Perceived gaze direction in faces and spatial attention: a study in patients with parietal damage and unilateral neglect

Perceived gaze in faces is an important social signal that may influence orienting of attention in normal observers. Would such effects of gaze still occur in patients with right parietal damage and left neglect who usually fail to attend to contralesional space? Two experiments tested for effects of perceived gaze on visual extinction. Face or shape stimuli were presented in the right, left, or both hemifields, with faces looking either straight ahead or toward the opposite field. On bilateral trials, patients extinguished a left shape much less often when a concurrent right face looked leftward rather than straight ahead. This occurred, even though gaze was not relevant to the task and processing of facial signals implied attention to a competing ipsilesional stimulus. By contrast, rightward gaze in faces presented on the left side had no effect on extinction, suggesting that gaze cues are not extracted without attention. Two other experiments examined effects of perceived gaze on the detection of peripheral targets. Targets appeared at one of four possible locations to the right or left of a central face looking either toward the target location, another location on the same side, the opposite side, or straight ahead.

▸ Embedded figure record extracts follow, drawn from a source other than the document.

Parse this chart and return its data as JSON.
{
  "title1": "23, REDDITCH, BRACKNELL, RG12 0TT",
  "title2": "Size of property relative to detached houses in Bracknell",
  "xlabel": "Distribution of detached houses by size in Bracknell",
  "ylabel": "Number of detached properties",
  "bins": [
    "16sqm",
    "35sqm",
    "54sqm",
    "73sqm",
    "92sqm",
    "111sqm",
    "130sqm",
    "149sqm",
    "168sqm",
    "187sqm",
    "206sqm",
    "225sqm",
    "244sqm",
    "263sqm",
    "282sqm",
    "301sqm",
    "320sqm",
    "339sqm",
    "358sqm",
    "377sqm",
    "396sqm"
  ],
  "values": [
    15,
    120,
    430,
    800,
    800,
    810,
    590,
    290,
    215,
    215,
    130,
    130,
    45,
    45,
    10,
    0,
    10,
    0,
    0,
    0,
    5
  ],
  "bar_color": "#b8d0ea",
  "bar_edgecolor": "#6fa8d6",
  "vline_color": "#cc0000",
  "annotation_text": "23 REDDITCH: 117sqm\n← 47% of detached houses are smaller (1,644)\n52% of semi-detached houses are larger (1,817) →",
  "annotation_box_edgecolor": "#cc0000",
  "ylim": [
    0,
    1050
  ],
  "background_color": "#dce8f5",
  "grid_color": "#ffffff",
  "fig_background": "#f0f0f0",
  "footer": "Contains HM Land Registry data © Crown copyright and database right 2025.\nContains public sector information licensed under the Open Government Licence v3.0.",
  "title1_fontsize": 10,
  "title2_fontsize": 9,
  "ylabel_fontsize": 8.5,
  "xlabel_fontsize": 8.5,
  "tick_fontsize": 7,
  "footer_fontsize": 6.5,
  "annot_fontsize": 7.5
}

Face and gaze were not relevant to the task and not predictive of target location. Patients responded faster when the face looked toward the target on both the contralesional and ipsilesional sides. In contralesional space, gaze allowed shifting of attention in a specific quadrant direction, but only to the first target along the scan path when there were different possible locations on the same side. By contrast, in intact ipsilesional space, attention was selectively directed to one among different eccentric locations. Control experiments showed that symbolic arrow cues did not produce similar effects. These results indicate that even though parietal damage causes spatial neglect and impairs the representation of location on the contralesional side, perceived gaze in faces can still trigger automatic shifts of attention in the contralesional direction, suggesting the existence of specific and anatomically distinct attentional mechanisms.